<ジャーニーマン>で初登場したときにはアルバム後半にありがちな地味な長尺のスローナンバーだったのが、この<24nights>の名演によって、90年代のライヴにおいてギターソロのクライマックスを演出する定番となってしまった。
これにより本来その役割を担うはずだった『Same Old Blues』がすっかり影を潜めてしまったのは残念だ。
確かに『Old Love』のほうが重厚で貫禄もあるのは間違いないのだが、どうもスキがないというか、AOR過ぎて今ひとつピンとこないのである。まあ、ジャージーなロバート・クレイとの共作だからその影響も大きいのだろうが。
とはいえ、このライヴでのギターは素晴らしい。クリームやドミノスでは上手いけれど平板、といった感じだったのに対し、ここではトーンや強弱、スピードがまさに意のままにコントロールされている。ギターと完全に一体化して表現している、という感じ。スローブルースだというのにリスナーに息つくヒマも与えない。それが20年の歳月の成果ということか。
そんなこんなで、これ1曲マジメに聴き通すとかなりしんどい。なのでセットリストで目にすると期待が膨らむ反面、ちょっとがっかりする、というジレンマに襲われることになるわけだ。
まあ適切な比喩ではないがレインボーでいうところの『Mistreated』みたいなもんだね。
それにしてもワーナーのクラプトンに対する冷たさといったらどうだろう。現行ホームページのディスコグラフィーから<ジャーニーマン>も<24nights>もカットされている(06/06/01現在)。
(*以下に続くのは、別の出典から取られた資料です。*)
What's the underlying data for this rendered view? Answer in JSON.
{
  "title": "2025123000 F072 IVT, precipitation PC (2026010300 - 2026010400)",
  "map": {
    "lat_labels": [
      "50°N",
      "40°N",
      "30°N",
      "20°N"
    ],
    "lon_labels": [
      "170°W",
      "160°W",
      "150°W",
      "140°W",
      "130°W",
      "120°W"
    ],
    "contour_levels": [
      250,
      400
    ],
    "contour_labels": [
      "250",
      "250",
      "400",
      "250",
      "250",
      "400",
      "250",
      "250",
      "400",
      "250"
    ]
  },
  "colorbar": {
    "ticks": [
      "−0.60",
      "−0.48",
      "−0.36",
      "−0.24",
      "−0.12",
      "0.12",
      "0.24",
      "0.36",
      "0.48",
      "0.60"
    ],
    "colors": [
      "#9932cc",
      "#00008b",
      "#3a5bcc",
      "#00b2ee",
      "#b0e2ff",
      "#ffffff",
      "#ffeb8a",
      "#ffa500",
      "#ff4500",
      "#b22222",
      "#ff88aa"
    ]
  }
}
いくら在庫がなくて近々に再発の予定がないからといってなにも削除することはないのでは。
一方で<ベスト・オブ>などというカラダがカユくなる邦題をつけたベスト盤の廉価版再発の告知はしっかりしているのだから、よくわからない。
これだったら、「ディスコグラフィー」ではなく「在庫カタログ」とでも表示した方がよいのではなかろうか。